Another large-scale, stealthy cyberattack is underway on a scale that could dwarf last week’s assault on computers worldwide, a global cybersecurity firm told AFP on Wednesday.
The new attack targets the same vulnerabilities the WannaCry ransomware worm exploited but, rather than freeze files, uses the hundreds of thousands of computers believed to have been infected to mine virtual currency.
Following the detection of the WannaCry attack on Friday, “researchers at Proofpoint discovered a new attack linked to WannaCry called Adylkuzz,” said Nicolas Godier, a researcher at the computer security firm.
“It uses the hacking tools recently disclosed by the NSA and which have since been fixed by Microsoft in a more stealthy manner and for a different purpose,” he said.
Instead of completely disabling an infected computer by encrypting data and seeking a ransom payment, Adylkuzz uses the machines it infects to “mine” in a background task a virtual currency, Monero, and transfer the money created to the authors of the virus.
Virtual currencies such as Monero and bitcoin use the computers of volunteers for recording transactions. They are said to “mine” for the currency and are occasionally rewarded with a piece of it.
Proofpoint said in a blog that symptoms of the attack include loss of access to shared Windows resources and degradation of PC and server performance, effects which some users may not notice immediately.
“As it is silent and doesn’t trouble the user, the Adylkuzz attack is much more profitable for the cyber criminals. It transforms the infected users into unwitting financial supporters of their attackers,” said Godier.

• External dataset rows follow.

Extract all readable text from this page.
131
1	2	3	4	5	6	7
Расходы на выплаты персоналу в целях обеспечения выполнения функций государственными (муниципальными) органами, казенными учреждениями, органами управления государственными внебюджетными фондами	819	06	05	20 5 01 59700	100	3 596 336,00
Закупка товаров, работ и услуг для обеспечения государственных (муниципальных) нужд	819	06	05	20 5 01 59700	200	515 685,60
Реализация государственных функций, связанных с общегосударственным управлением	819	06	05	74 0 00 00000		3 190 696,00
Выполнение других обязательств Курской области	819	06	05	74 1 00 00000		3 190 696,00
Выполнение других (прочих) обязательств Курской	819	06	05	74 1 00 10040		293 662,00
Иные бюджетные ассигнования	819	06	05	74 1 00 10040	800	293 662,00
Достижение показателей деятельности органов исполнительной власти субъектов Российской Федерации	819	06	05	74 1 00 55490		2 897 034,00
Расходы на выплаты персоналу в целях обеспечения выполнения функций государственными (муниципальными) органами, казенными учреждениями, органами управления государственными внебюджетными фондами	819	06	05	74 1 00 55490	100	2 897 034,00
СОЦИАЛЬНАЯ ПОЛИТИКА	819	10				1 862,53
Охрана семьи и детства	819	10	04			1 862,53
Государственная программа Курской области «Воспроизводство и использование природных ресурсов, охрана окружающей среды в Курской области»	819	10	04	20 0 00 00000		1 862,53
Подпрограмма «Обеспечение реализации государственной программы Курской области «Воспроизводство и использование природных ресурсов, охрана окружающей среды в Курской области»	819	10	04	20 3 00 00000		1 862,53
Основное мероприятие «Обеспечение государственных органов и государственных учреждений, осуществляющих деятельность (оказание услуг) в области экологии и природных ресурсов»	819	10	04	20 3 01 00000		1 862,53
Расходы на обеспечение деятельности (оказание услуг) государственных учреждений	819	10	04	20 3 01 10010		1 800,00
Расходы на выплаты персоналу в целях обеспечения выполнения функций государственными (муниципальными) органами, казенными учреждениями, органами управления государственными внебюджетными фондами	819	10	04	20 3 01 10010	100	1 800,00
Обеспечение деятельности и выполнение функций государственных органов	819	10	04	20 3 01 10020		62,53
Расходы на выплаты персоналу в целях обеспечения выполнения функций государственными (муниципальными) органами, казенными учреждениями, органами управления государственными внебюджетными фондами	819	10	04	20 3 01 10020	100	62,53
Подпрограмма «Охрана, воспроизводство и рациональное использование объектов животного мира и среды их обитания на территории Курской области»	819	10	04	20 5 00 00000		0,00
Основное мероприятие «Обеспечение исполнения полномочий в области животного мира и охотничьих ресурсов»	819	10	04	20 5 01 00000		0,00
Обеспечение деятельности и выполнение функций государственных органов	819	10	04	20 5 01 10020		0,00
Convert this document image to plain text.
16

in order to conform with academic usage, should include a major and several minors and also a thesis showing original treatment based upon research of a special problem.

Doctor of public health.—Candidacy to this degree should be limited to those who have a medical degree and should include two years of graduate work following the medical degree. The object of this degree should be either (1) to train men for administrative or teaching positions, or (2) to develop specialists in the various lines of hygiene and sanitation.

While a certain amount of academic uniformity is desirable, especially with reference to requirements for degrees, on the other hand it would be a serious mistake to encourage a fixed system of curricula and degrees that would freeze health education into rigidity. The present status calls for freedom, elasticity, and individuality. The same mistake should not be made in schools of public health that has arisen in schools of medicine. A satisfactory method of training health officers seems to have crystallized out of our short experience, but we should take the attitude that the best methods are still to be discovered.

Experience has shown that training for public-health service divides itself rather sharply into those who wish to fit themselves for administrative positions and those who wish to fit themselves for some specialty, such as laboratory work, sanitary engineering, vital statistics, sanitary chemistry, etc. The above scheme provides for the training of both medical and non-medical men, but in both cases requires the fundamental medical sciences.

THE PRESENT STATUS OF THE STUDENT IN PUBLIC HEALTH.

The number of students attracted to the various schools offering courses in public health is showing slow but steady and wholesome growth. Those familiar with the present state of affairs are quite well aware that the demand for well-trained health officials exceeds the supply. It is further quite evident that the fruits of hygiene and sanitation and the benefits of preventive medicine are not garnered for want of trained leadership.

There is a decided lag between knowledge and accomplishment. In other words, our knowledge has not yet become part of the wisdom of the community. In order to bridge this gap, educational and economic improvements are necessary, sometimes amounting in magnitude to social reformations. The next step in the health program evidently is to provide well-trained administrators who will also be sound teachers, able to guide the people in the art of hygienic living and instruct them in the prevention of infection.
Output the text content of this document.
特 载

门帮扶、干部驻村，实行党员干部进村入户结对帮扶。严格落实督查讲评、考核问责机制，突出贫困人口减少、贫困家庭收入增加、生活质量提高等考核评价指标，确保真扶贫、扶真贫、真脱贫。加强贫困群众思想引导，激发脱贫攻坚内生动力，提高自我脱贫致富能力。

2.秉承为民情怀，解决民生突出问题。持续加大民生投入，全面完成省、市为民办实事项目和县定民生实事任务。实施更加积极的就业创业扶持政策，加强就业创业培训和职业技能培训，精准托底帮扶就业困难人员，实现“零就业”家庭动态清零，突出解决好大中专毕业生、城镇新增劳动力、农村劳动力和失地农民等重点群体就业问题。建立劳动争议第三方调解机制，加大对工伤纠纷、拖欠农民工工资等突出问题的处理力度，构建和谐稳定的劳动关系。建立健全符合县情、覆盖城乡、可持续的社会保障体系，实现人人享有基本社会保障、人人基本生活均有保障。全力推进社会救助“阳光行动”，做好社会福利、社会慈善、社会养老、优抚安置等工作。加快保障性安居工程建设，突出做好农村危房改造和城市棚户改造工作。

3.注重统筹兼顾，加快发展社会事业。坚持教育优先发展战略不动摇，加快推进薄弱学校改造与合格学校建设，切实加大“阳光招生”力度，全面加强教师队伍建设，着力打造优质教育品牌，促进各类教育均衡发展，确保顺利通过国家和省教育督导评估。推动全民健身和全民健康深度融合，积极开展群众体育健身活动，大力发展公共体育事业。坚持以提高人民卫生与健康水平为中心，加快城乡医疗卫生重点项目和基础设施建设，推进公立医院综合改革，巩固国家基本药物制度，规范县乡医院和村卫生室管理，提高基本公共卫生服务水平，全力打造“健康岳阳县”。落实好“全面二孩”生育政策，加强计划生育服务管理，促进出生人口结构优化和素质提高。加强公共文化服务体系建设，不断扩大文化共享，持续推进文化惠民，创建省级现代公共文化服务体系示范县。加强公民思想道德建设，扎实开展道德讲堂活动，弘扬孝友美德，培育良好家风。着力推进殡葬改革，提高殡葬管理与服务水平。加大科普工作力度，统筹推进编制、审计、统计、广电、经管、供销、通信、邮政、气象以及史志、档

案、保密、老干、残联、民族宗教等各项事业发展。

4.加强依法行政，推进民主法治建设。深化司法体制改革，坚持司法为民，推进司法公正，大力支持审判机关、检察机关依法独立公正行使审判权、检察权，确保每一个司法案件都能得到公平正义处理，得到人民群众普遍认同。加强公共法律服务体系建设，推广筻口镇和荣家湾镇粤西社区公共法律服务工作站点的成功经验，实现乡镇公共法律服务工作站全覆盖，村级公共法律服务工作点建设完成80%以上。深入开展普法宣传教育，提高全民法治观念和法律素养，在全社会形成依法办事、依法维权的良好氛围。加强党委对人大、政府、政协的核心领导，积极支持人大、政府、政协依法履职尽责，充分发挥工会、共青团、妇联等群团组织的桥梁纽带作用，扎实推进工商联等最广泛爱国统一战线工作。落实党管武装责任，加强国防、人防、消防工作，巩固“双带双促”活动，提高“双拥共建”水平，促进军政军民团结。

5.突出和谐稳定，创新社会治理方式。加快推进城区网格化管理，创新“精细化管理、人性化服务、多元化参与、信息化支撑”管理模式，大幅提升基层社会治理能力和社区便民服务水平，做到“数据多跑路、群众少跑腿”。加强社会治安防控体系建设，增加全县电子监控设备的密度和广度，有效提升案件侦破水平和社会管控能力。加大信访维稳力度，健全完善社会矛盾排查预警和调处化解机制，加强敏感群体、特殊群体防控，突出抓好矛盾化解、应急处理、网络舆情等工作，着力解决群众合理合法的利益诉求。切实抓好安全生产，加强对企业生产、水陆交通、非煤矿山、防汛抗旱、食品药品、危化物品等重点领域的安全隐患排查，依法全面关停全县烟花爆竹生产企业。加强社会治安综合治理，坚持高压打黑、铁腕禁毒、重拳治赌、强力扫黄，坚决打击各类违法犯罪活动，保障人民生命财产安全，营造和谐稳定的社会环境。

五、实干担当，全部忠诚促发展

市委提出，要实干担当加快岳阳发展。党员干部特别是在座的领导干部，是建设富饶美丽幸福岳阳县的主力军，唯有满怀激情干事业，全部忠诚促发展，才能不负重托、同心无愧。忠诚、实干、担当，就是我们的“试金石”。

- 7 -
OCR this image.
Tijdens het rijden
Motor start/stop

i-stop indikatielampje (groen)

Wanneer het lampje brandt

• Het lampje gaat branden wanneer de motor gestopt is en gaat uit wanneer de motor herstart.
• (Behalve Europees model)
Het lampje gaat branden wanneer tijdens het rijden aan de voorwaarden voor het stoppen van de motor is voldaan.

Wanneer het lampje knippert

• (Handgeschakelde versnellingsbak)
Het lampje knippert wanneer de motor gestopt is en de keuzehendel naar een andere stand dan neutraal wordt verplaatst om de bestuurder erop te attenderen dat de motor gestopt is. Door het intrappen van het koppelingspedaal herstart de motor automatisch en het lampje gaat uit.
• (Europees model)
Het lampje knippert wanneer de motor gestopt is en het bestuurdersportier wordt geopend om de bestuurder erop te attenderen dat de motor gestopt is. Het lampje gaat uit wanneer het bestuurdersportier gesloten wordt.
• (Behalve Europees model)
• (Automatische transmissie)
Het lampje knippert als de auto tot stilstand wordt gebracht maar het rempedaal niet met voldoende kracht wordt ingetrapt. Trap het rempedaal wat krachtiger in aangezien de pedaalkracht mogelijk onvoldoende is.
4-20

Proofpoint said it has detected infected machines that have transferred several thousand dollars worth of Monero to the creators of the virus.
The firm believes Adylkuzz has been on the loose since at least May 2, and perhaps even since April 24, but due to its stealthy nature was not immediately detected.
“We don’t know how big it is,” but “it’s much bigger than WannaCry,” Proofpoint’s vice president for email products, Robert Holmes, told AFP.
A US official on Tuesday put the number of computers infected by WannaCry at over 300,000.
“We have seen that before — malwares mining cryptocurrency — but not this scale,” said Holmes.
The WannaCry attack has sparked havoc in computer systems worldwide.
Britain’s National Health Service, US package delivery giant FedEx, Spanish telecoms giant Telefonica and Germany’s Deutsche Bahn rail network were among those hit.